The Ballad of Cable Hogue (Sam Peckinpah / U.S., 1970):

"Your idea of light comedy is to burn down a whorehouse" (Jack Pickford to Raoul Walsh). Sam Peckinpah facing the sands, the Book of Genesis in one hand and William Carlos Williams' "Venus Over the Desert" (or Ford's Tobacco Road) in the other. Cable Hogue (Jason Robards) is on the ground with lizards and rattlesnakes and on wry terms with the Lord, he's abandoned and parched when he stumbles onto a waterhole and promptly claims the miracle as his own. The site is a stagecoach route between the towns of Dead Dog and Gila, business is set up in this "cactus Eden" with the help of a lecherous preacher with a revolving collar (David Warner). His sanctuary accommodates the exiled blonde (Stella Stevens), still the damn fool is too wrapped up in vengeance and pride to hang on to her, the epoch-smashing automobile has the last word. "Sorta grabs ya by the short hairs, don't it?" A fable and a parable, a comic pendant to The Wild Bunch (L.Q. Jones and Strother Martin play virtually the same pair of scuttling peckerwoods), the calm between Peckinpah's tempests.

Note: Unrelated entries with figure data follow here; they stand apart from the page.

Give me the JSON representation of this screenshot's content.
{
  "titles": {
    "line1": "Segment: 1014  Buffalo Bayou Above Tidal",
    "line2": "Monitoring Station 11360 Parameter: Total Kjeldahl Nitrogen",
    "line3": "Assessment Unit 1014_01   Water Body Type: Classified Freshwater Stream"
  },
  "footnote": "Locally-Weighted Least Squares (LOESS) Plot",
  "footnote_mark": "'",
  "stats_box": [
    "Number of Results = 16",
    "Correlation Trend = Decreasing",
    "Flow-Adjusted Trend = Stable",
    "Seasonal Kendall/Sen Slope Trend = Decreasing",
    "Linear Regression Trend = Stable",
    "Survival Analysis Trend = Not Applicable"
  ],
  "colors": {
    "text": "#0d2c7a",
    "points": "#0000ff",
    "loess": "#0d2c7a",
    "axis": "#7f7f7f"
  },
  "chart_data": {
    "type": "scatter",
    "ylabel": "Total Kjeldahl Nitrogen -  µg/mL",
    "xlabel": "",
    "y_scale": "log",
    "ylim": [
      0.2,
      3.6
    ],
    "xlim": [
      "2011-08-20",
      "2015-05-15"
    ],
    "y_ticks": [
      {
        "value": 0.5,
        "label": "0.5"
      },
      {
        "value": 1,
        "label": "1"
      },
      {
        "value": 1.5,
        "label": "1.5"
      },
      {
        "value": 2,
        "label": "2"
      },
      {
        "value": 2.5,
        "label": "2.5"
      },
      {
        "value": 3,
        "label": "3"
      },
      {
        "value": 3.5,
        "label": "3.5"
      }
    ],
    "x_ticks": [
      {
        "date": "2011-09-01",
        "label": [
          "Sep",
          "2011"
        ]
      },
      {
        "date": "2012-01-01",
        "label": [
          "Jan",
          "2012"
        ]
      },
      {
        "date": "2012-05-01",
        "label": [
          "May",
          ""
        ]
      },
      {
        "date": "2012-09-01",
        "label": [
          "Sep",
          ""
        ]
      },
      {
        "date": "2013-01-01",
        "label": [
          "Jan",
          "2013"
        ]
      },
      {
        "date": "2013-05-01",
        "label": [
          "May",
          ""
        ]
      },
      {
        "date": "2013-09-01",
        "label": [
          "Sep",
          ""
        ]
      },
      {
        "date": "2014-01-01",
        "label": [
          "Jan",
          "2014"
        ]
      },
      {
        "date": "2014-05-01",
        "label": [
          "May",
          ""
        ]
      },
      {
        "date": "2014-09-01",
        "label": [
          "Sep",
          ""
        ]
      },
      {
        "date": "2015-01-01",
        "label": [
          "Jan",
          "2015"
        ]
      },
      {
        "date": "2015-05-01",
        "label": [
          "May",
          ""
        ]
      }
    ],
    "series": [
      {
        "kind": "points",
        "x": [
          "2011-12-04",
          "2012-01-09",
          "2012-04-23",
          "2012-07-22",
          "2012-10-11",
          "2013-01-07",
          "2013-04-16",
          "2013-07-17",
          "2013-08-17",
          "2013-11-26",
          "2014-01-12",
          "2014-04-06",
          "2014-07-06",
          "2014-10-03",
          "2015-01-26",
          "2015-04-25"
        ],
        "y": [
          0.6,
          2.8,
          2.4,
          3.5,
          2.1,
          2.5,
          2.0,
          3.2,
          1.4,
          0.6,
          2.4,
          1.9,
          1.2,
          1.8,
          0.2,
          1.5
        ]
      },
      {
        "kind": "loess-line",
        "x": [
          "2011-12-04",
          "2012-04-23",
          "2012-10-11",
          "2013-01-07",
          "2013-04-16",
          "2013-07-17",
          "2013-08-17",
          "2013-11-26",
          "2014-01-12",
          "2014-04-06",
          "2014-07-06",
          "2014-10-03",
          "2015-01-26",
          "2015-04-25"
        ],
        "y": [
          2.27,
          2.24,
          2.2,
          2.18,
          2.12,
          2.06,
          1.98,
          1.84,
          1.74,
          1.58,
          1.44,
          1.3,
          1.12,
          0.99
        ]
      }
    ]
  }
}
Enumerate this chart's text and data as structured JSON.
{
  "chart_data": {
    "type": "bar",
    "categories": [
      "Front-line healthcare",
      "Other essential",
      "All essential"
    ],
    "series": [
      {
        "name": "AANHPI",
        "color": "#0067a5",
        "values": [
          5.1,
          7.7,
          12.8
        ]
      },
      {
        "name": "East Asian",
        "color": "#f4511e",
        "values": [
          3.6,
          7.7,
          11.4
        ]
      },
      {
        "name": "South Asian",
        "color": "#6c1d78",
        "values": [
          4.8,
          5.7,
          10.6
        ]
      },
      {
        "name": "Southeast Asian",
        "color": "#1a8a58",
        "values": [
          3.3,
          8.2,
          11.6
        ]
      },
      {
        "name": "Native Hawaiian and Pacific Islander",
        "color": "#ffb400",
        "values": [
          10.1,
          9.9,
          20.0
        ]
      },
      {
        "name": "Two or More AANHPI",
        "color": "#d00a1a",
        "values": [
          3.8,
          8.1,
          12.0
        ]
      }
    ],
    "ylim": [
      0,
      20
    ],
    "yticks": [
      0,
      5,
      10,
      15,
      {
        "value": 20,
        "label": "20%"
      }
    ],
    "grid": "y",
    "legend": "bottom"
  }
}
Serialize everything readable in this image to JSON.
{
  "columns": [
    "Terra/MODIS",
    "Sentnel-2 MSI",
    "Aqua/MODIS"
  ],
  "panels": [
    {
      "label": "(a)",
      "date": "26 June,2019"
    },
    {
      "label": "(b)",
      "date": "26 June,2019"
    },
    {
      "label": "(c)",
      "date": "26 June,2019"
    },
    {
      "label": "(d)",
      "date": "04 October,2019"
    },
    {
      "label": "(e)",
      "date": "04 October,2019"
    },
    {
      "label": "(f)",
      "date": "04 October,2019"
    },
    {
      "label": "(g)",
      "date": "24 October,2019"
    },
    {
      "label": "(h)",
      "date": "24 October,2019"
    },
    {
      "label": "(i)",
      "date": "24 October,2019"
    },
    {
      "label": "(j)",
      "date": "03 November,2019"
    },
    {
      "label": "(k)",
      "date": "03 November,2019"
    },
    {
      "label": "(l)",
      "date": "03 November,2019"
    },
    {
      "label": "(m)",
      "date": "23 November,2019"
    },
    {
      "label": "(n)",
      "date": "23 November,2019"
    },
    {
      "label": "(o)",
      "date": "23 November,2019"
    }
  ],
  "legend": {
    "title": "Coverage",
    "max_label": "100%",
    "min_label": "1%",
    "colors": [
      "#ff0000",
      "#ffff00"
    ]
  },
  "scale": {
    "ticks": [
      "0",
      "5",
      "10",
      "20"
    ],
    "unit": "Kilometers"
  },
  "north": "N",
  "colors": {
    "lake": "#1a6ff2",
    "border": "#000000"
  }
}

The humor is at once lackadaisical and bellicose, zooms into cleavages and collapsing tents and the like, perhaps to paper over the fact that this is a sad tale—about the instability of relationships and the illusion of independence, the end of the West's fresh start and a filmmaker who sees himself as a cheerful sinner who can't help losing his oasis. "And loving?" "Gets mighty lonesome without it." Balzac for the verdant dress, Twain for the serene, open-air deathbed. Asked to write on a film that had moved him, Samuel Fuller picked this "sensitive, emotional, surgical job on an American desert hermit without familiar sagebrush stuffing." Cinematography by Lucien Ballard. With Slim Pickens, R.G. Armstrong, Peter Whitney, Susan O'Connell, and Gene Evans.